Which new processes have you embedded into your day-to-day after going through the accreditation process?

Louise: It has put in place rigorous framework for us in our team meetings, so it’s clear the direction we’re travelling in; our vision, purpose and goals for the next year. It feels like it’s now all consolidated in one place.

Carolina: The classes have changed a little bit to improve outcome measures on the patient. We have the patient feedback survey, as well as the staff feedback. We got into the habit of doing QI projects to support service changes, which is something to back up improvement.

We need to evidence all we do to support accreditation, so we maintain high quality standards for the documents that we develop in the service, so we now do a lot of document management control.


Are there are parts of the process that you did find challenging?

Carolina: Time management is a huge thing, trying to accommodate and block out time to work. Sometimes clinical priorities come in and we have to cancel so it remains a challenge trying to allocate time. I think as long as we remain consistent, and ensure the documents are saved correctly and have the quality standards, then the goal is clear.

Louise: I definitely think that having protected time works better because you can get things done. Hopefully, that’s something that NHS England can push on the agenda throughout different ICBs, so that we can allocate sufficient resources. It is not just time, it’s resources to be able to fulfil what’s required.


Congratulations on being accredited! How did the team feel when you received that final tick mark?

Carolina: It was that feeling of achievement, and relief! I feel confident that the service that we offer follow the best practices and meet with the high-quality standards. I feel proud of all of the people I work with, the service leads, and the leadership team.


Do you have anything else you want to mention to services going through the accreditation process?

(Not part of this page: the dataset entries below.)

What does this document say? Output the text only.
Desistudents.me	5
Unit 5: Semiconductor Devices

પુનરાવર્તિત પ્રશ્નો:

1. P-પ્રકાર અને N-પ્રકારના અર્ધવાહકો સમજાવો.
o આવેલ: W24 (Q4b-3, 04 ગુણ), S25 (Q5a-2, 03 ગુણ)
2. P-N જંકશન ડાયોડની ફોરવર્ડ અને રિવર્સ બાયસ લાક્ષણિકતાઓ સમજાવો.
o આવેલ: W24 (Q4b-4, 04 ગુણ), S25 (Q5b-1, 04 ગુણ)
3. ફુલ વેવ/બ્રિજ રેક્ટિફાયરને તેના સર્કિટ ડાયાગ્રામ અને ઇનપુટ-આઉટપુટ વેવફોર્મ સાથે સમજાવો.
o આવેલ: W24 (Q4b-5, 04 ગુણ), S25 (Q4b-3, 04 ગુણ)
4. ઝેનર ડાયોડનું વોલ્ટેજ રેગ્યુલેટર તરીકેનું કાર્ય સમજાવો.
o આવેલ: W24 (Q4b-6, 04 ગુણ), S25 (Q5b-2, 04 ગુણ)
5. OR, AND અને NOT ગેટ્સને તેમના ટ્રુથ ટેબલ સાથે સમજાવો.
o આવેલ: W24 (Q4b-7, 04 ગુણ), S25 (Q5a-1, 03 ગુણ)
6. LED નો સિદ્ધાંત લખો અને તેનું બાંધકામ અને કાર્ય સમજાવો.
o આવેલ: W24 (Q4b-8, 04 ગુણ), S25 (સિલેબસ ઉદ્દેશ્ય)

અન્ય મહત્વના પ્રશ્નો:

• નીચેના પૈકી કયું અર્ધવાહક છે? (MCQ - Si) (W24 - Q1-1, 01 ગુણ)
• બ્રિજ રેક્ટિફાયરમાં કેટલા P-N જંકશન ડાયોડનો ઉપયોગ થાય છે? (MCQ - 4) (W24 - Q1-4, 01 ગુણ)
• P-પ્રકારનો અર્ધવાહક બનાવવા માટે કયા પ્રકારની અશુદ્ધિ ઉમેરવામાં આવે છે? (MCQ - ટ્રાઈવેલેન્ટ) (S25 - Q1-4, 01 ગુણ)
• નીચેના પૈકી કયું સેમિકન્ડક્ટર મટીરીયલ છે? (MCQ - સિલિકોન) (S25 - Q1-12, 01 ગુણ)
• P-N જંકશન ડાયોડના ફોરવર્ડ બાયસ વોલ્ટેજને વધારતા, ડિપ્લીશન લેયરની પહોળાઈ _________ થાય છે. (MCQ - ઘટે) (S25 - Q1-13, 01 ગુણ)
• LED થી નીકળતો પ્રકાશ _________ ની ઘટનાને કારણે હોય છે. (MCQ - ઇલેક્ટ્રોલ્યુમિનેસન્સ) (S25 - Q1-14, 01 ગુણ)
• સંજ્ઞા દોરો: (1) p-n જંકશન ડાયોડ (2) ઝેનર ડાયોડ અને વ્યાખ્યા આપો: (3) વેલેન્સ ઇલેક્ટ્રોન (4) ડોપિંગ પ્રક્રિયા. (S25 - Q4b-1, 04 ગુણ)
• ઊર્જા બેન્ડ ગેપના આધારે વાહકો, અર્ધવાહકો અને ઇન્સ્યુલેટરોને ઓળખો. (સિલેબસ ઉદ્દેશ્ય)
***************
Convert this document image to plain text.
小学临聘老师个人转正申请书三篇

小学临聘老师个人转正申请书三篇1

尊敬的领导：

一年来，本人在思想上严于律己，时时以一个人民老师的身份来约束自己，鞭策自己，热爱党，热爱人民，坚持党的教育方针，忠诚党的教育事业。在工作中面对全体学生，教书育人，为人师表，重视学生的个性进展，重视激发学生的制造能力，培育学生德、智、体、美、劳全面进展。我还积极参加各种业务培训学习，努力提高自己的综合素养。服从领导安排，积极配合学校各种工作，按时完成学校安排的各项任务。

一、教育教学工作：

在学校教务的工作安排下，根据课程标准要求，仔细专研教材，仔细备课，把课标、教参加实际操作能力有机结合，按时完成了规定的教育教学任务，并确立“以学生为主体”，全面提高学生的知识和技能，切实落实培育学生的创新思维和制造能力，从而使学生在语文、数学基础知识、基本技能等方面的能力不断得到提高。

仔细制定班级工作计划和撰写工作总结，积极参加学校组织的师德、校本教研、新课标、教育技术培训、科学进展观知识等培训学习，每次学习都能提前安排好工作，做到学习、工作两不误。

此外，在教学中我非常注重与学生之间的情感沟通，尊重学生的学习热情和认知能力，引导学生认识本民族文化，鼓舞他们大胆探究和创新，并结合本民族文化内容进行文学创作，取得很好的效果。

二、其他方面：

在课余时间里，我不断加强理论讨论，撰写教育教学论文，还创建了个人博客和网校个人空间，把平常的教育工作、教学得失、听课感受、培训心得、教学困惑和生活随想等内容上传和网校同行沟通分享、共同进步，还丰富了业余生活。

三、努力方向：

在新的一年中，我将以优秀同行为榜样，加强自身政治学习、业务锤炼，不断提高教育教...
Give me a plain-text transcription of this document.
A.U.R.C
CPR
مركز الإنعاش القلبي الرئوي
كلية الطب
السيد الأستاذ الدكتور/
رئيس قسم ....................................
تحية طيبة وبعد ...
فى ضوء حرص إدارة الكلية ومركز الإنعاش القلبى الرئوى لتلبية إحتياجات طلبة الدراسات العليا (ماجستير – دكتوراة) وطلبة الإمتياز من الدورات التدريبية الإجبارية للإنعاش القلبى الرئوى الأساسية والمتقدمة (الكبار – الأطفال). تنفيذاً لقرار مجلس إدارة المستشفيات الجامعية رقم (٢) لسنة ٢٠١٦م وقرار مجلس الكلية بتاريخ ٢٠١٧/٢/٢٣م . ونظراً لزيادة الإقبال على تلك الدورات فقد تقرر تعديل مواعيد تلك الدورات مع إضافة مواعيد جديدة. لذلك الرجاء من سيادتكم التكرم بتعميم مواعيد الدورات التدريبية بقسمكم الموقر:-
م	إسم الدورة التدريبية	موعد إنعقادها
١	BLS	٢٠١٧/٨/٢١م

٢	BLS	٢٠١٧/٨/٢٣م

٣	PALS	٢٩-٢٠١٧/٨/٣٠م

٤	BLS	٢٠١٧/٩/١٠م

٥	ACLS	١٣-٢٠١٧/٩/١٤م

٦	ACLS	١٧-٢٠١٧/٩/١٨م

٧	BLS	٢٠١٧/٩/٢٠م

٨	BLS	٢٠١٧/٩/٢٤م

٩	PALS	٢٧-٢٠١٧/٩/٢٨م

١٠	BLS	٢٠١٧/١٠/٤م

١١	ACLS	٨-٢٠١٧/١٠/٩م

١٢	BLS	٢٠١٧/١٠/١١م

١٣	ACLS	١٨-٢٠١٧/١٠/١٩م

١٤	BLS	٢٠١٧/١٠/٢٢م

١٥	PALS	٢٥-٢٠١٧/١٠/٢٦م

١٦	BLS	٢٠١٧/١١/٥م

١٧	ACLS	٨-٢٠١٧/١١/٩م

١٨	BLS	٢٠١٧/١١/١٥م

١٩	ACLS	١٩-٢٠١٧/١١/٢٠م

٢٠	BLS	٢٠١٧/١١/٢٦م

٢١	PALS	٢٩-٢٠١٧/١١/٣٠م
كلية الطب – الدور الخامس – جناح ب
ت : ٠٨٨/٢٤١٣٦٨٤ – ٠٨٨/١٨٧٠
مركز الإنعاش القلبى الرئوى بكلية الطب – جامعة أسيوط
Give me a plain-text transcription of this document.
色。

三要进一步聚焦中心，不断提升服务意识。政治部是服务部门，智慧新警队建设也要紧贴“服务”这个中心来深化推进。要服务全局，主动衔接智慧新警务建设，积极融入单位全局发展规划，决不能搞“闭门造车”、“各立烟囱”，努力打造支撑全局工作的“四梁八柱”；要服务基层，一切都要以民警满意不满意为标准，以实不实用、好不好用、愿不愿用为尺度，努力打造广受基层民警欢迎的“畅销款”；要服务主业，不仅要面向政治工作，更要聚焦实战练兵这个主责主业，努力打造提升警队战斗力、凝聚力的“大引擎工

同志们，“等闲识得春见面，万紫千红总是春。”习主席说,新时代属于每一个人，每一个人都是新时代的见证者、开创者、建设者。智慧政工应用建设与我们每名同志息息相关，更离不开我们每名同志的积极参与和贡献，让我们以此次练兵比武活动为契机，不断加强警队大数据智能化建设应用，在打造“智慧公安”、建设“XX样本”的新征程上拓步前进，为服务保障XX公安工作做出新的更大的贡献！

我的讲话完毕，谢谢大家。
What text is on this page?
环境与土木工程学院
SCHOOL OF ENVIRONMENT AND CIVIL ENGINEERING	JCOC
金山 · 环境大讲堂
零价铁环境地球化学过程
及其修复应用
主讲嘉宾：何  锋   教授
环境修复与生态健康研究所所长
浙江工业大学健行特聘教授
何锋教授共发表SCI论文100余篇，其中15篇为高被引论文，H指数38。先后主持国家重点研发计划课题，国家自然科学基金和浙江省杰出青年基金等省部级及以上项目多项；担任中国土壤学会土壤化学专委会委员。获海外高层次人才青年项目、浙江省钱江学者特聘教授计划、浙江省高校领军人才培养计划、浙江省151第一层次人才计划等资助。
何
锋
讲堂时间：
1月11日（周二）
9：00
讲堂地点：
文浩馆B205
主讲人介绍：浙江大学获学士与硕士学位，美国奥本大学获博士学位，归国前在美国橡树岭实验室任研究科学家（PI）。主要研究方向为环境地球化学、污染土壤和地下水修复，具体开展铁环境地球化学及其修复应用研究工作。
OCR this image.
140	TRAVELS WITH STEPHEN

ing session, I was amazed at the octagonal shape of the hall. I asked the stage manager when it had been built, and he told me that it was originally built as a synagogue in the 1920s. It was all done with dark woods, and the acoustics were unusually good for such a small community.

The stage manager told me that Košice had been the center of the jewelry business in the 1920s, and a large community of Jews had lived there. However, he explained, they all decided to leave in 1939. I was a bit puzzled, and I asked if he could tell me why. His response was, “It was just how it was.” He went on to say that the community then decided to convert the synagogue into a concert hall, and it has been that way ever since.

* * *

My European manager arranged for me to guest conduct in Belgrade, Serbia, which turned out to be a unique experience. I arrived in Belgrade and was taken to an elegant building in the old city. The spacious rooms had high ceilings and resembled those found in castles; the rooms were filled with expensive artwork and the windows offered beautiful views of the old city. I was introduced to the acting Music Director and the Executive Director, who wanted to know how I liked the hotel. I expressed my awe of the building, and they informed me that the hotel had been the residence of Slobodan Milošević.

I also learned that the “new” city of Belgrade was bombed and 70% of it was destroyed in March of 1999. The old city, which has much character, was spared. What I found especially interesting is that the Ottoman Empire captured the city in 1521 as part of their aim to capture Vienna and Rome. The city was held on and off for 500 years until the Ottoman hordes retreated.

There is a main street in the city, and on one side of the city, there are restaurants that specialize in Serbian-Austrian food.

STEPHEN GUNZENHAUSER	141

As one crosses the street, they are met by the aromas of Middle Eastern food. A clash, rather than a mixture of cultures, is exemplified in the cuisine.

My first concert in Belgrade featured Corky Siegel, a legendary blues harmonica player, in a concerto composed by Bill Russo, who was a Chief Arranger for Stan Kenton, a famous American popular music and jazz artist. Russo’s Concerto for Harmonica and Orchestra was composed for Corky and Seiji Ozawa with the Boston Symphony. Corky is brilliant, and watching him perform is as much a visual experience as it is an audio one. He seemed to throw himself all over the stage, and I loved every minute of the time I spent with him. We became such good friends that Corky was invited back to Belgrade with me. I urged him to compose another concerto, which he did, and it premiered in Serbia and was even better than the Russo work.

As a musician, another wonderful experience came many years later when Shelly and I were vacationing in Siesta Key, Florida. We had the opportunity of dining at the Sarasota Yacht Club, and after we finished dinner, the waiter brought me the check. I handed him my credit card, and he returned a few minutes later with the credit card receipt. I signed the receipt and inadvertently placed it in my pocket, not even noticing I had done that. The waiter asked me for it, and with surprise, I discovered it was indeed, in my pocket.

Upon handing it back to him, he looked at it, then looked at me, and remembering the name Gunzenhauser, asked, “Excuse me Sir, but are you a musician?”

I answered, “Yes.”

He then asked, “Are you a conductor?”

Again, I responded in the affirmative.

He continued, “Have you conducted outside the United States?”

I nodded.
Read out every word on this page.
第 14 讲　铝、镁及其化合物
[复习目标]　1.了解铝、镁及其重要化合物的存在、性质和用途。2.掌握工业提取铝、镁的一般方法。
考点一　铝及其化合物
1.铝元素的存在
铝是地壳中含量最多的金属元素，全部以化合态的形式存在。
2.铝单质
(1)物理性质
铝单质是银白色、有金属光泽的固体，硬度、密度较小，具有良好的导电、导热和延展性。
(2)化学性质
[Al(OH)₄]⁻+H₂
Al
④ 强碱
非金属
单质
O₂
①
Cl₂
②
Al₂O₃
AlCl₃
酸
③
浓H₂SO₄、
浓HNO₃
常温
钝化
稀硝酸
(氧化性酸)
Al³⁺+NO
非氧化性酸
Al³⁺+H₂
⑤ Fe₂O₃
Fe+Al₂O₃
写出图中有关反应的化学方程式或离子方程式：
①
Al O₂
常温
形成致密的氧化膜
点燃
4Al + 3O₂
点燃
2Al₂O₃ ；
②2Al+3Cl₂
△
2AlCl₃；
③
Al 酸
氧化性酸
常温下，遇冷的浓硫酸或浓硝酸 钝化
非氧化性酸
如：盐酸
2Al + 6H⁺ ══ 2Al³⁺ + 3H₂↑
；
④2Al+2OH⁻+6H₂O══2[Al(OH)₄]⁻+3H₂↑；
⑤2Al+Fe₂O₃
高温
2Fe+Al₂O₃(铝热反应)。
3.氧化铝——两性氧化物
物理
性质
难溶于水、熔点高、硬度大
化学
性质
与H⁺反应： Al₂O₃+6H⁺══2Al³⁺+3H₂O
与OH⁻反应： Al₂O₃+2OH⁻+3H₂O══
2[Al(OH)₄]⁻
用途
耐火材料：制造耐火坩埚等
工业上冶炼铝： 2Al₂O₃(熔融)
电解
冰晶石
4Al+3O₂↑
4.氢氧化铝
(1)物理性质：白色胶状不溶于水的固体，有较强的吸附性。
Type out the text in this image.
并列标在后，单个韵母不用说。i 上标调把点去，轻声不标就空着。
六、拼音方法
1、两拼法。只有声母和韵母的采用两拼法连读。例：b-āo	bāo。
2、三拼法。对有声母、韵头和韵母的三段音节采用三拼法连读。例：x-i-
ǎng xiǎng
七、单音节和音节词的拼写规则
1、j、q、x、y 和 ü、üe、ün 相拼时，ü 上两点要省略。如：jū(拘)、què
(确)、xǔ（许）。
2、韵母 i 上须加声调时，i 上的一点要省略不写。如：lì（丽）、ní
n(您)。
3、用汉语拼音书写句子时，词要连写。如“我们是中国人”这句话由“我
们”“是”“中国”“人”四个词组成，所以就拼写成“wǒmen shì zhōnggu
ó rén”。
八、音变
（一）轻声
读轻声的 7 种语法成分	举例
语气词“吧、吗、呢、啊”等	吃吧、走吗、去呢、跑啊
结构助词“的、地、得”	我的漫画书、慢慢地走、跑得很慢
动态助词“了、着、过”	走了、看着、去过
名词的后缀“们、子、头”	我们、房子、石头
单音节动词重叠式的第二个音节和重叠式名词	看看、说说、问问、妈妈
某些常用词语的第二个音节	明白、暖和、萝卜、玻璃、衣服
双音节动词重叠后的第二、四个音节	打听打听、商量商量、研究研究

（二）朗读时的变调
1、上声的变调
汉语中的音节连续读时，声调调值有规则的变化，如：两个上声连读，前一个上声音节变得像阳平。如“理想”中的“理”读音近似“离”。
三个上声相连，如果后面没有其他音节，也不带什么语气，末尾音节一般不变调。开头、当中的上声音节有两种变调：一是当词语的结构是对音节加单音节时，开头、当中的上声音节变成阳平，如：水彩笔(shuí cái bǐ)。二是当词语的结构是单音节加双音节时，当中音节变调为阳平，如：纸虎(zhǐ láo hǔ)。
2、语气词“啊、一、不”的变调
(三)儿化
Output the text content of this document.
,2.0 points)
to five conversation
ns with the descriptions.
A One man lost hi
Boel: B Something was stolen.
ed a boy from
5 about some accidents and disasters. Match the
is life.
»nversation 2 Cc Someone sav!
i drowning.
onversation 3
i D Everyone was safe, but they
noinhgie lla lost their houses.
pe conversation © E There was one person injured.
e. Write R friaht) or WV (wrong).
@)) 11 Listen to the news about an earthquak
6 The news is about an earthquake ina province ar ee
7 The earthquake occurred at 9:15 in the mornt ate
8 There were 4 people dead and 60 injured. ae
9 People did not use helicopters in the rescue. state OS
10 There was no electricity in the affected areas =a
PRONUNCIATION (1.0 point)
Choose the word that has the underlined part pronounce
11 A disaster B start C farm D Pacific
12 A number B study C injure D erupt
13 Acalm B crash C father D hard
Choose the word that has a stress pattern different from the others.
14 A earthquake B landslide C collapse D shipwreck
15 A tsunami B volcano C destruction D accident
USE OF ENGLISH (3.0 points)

Carolina: Just as general advice for everyone, don’t put barriers in your mind, it is a huge project, like any other project at the beginning, but it is possible, just be flexible, open minded and kind to the people you are working with.

Louise: Yes, it is definitely all about that. Looking at what the barriers are and finding a way around them, don’t let that barrier stop you in your tracks. Making them bite-size steps - rather than looking at the whole picture and becoming overwhelmed, just break it down and use everybody around you to support you.


Thanks to Louise and Carolina for sharing their experience going through the PRSAS process with us!